Josep Grau-Garriga, artiste catalan (1929-2011), a entretenu un lien particulier avec l’Anjou et particulièrement Trélazé (Maine-et-Loire). Dans le cadre du Festival de Trélazé et de sa grande exposition d’été, la Ville tient à lui rendre hommage avec une exposition intitulée La matière en liberté, pour les quinze ans de sa disparition.

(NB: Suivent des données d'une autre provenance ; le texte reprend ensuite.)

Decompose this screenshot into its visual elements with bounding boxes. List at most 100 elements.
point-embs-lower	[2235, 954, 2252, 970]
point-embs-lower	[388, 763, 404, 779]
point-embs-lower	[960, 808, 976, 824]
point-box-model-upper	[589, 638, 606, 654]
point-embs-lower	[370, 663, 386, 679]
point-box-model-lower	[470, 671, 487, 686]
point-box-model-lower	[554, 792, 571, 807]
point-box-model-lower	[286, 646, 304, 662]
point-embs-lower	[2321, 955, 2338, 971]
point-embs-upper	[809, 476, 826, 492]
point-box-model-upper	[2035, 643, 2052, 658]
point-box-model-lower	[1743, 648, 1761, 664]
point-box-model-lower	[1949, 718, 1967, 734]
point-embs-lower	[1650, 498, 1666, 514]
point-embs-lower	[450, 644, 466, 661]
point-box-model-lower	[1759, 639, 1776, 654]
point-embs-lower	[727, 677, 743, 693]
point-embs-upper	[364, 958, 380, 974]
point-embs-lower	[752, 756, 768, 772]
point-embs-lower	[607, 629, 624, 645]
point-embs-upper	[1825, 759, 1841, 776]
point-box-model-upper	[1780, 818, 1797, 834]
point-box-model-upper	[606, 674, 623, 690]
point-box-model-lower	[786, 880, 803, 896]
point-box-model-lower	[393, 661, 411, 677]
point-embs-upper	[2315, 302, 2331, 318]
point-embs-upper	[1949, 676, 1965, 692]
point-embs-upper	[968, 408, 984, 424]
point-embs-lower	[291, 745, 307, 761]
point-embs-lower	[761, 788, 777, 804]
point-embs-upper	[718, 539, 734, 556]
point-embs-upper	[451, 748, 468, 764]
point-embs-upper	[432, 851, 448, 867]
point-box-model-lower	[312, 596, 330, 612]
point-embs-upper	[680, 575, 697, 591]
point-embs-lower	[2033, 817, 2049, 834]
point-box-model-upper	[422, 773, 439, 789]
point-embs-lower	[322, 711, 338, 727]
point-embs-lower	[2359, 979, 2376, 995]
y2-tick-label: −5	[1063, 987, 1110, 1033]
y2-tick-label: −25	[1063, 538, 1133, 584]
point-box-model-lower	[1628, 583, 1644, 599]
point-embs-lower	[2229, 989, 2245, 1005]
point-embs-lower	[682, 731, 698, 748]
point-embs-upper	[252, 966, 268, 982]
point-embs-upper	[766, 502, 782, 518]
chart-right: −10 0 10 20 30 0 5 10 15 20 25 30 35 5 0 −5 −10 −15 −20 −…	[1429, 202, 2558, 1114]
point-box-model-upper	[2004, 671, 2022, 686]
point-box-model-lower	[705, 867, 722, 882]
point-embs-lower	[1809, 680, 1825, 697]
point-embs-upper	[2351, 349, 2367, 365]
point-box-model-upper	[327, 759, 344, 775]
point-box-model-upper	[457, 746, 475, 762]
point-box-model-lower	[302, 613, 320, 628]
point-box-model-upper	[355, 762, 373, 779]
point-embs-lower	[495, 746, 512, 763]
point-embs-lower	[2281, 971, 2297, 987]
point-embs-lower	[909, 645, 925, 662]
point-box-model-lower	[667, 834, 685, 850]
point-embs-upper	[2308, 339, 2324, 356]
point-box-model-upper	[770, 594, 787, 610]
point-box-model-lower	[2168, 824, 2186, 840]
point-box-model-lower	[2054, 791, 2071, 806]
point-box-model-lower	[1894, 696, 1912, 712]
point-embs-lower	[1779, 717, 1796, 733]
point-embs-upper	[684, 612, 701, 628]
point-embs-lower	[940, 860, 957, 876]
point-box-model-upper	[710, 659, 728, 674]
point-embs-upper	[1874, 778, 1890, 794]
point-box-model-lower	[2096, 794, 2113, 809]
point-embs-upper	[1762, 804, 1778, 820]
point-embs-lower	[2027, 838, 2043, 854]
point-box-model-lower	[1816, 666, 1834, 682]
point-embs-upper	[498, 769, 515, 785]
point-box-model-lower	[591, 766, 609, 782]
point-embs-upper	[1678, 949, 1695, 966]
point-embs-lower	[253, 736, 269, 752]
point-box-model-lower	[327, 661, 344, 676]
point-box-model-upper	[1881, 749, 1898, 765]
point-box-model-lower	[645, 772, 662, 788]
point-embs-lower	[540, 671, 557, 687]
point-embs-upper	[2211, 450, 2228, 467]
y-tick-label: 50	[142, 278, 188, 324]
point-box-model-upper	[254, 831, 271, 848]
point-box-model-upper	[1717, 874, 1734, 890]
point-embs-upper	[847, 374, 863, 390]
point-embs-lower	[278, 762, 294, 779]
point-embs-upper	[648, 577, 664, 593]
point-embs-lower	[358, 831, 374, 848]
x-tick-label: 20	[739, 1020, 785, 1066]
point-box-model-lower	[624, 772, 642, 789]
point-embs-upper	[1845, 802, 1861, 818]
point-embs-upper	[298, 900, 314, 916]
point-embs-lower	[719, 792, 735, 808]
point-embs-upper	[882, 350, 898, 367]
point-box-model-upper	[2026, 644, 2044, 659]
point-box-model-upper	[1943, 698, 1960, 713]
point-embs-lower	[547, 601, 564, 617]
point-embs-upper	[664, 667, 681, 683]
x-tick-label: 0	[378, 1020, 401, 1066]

Il est connu pour ses tapisseries mais a touché à tous les arts. Comme l’indique Anne Grau-Garriga, son épouse, son credo est que ce n’est pas le support ou la matière qui compte mais le créateur, l’expérience intime qui le façonne au gré des rencontres…
Il s’est d’abord adonné au dessin, quand, à l’âge de douze ans, il a été cloué au lit par la fièvre de Malte. À suivi la peinture. On peut admirer aux Anciennes-écuries des tableaux de techniques mixtes avec des collages. Une série sur l’Anjou de 1993-1994 nous donne à voir des couleurs douces avec des scènes de la vie pastorale d’antan.
Une autre série dans les dominantes de bleu nous invite à sortir du cadre, au propre comme au figuré.
« Les textiles sont notre seconde peau »
Dans une troisième série, le vêtement est omniprésent car les textiles sont notre seconde peau, ils nous enveloppent de la naissance à la mort. La majorité des œuvres présentées datent de la période 1990-2011 qui correspond à son installation en Anjou.
En effet, Grau-Garriga s’est installé à Saint-Mathurin-sur-Loire dans les années 1990. Nous lui devons aussi un projet de fresque et de vitrail dans l’église de cette commune ; « la porte de la Paix » qui sera inaugurée en 2012, de même qu’un vitrail dans la chapelle de Rosseau, à Trélazé.
Il a été le pionnier de la tapisserie contemporaine. Afin de créer un maillage en amont de l’exposition, les groupes d’élèves des petits AS (pour ateliers du soir) se sont initiés à sa technique de tissage, avec des œuvres visibles à l’entrée de l’exposition De même, le public est invité à contribuer à un tissage collectif, toujours dans le hall.
À partir du mercredi 1er juillet et jusqu’au 30 août 2026, exposition Grau-Garriga, La matière en liberté, à l’espace d’art contemporain des Anciennes-écuries, rue Ferdinand-Vest à Trélazé, du mercredi au dimanche de 14 h 30 à 18 h 30, entrée libre.